A group of 11 disabled Montrealers has filed a complaint with Quebec's Human rights Commission against the STM over access to the city's public transit.

The precedent-setting case comes as part of a long-fought battle by disability rights advocates Regroupement des activistes pour l'inclusion au Québec, who say the city's transit corporation discriminates against the disabled.

Eight of the transit system's 68 metro stations offer access to the disabled, and the bus system, they say, is inadequate and unreliable for those with restricted mobility.

Each plaintiff is asking $20,000 in damages.

"When I want to go to McGill, I have to get off at Berri (metro), which has an elevator, and go with my scooter from Berri to McGill which is quite long.

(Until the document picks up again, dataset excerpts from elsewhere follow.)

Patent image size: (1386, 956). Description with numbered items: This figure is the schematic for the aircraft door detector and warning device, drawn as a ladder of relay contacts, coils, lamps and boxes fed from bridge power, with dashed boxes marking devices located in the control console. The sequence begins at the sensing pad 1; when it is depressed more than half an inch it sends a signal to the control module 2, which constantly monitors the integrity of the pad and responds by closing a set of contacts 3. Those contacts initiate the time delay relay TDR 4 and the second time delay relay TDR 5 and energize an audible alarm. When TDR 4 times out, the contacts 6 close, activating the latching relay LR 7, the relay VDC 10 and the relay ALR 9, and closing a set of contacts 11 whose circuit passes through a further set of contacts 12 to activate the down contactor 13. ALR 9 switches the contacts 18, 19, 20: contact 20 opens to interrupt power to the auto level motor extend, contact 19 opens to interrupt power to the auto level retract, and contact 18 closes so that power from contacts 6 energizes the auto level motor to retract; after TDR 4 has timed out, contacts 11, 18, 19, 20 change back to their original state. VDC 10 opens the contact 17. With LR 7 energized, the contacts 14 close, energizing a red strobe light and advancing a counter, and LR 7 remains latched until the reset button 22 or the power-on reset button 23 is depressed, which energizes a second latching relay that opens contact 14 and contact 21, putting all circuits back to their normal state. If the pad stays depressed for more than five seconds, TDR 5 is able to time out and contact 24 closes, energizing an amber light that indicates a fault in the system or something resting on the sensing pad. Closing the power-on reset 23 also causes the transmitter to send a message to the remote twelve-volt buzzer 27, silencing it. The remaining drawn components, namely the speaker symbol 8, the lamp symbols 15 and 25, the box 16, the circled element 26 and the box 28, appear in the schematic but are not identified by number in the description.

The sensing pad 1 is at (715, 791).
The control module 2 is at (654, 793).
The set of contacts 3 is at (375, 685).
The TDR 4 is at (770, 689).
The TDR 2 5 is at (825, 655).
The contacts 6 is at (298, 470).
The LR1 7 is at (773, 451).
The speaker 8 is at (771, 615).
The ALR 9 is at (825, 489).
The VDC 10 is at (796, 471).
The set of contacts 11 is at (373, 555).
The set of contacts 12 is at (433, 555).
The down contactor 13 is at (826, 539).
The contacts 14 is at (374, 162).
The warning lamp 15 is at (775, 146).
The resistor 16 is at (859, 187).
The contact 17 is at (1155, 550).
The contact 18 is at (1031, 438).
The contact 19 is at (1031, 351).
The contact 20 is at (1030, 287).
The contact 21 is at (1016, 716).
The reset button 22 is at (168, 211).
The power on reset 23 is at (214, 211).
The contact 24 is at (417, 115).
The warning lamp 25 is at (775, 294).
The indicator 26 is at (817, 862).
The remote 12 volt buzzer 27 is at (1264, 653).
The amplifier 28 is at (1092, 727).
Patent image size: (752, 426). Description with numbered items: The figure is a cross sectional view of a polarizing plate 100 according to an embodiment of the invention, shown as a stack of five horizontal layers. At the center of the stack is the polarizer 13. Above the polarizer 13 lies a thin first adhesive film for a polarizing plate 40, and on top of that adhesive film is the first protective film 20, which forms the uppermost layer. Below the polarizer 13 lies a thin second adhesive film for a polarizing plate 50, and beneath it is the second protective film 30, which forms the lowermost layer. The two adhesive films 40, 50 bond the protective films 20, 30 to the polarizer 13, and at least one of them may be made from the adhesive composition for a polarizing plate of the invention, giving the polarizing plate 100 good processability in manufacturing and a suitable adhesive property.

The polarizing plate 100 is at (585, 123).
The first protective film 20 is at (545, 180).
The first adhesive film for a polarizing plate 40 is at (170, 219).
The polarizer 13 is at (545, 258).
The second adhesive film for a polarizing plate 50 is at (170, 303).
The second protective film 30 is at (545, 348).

It's at least 20 minutes," said Julien Gascon-Samson of RAPLIQ.

The STM chose not to speak about the issue Thursday, because it said it has spoken to the complaint before.

In September, following a protest by a group of people with limited mobility, STM Chairman Michel Labrecque left a symposium on the future of public transportation in Montreal to talk to the demonstrators.

At that time, he said the cost to install elevators in metro stations is much more than initially anticipated, and the agency's budget cannot accommodate building more than one elevator per year.

Labrecque said it costs "between $10 and 15 million per station depending how deep it is."

With an annual budget of $100 million per year for repairs and maintenance, building elevators any faster would be "impossible, absolutely impossible," he said.

It could take up to year for the Human Rights Commission to rule on the complaints, but advocates say they are ready for a battle.

"We really need to make this political, because it is political," said Laurence Parent, president of RAPLIQ.

A case of this magnitude would be a first in Quebec, said QHRC coordinator Real Tremblay.

"We are receiving a lot of individual complaints, but a collective complaint like that it is the first to my experience," he said.

The STM will be obligated to react to any decision by the QHRC, said Fo Niemi, executive director of the Centre for Research-Action on Race Relations.

"It's in the public interest that the STM sit down and possibly negotiate a settlement," he said. "If it doesn't, the whole thing will go to court."